Nahezu das einzige, was an diesem Tag gut funktioniert hat: Meine Eigenbau-Bag-in-a-Box-Halterung
Nahezu das einzige, was an diesem Tag gut funktioniert hat: Meine Eigenbau-Bag-in-a-Box-Halterung


Ob ich mir das noch einmal antue, weiß ich nicht. 90 Liter frischen Apfelsaft zuhause haltbar machen, ist vielleicht doch eine Nummer zu groß. Zumindest dann, wenn der fröhliche Mosterei-Tag hier und da etwas anders verläuft, als geplant. Wenigstens die selbstgebaute Bag-in-a-Box-Halterung fürs Abfüllen hat ihren Dienst ordentlich verrichtet. Die Bauanleitung gibt's hier im Video direkt nach der Saft-Story.
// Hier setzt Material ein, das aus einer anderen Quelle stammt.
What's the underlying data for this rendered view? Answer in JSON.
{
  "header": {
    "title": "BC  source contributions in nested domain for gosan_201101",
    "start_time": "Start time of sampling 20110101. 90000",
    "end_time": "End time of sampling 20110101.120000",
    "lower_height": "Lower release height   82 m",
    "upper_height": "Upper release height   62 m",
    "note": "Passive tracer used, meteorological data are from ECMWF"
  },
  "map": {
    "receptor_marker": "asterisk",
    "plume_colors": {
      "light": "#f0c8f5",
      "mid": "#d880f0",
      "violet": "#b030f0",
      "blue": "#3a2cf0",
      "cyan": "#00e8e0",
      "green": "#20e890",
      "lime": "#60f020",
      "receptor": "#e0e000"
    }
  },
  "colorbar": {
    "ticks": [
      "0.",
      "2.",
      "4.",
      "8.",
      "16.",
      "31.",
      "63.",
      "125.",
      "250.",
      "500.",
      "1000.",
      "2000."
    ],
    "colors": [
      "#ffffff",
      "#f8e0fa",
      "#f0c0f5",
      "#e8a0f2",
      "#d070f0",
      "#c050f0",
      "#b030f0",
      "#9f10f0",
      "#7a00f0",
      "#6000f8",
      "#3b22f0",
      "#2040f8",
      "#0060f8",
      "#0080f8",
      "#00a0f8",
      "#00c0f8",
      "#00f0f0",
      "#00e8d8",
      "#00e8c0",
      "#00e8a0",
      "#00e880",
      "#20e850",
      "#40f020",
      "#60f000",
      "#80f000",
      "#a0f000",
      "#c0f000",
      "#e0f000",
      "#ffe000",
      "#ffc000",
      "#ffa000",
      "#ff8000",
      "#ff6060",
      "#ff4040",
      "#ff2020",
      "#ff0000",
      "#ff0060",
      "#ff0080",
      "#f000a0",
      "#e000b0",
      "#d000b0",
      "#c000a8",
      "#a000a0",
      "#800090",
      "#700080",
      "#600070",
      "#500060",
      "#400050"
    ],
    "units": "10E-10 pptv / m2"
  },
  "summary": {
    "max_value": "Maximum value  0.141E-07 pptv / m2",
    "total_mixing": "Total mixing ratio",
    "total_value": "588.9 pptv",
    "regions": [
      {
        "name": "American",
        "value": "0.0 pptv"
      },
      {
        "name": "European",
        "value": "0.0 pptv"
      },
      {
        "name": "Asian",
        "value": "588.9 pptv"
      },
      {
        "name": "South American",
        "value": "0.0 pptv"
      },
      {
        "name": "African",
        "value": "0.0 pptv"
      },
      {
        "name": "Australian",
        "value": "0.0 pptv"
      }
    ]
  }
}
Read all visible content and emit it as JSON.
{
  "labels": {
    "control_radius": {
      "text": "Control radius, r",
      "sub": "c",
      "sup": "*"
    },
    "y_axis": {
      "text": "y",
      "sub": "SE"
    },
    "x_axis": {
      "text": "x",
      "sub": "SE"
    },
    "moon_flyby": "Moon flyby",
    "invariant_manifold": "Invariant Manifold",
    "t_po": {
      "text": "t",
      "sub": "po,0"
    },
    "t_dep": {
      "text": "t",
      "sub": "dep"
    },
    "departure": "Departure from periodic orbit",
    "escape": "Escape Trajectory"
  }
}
Eine Woche lang habe ich Äpfel gesammelt und in diesen stabilen Netzsäcken eingelagert. Eigenen Berechnungen zufolge waren es knapp 100 Kilogramm Äpfel. Ich rechnete also mit rund 60 Liter Saftausbeute. Der Termin in der Mosterei war für Samstag, 14 Uhr, vereinbart. Es war der allerletzte freie Platz im Terminkalender der Apfelverwerter, und auch nur, um die Äpfel auszupressen. Fürs Haltbarmachen und Abfüllen war kein Zeitfenster mehr frei. Also blieb mir nur das Selbermachen.

OK, dachte ich, kein Problem. Ich hab ja den Einkochautomat, mit welchem ich auch das Würzekochen beim Bierbrauen erledige. Drei Füllungen auf 80 Grad zu erhitzen, das sollte kein Problem sein. Dazu später mehr. Ich war top vorbereitet. Alle Kartons standen bereit, Kocher und alle nötigen Utensilien ebenfalls. 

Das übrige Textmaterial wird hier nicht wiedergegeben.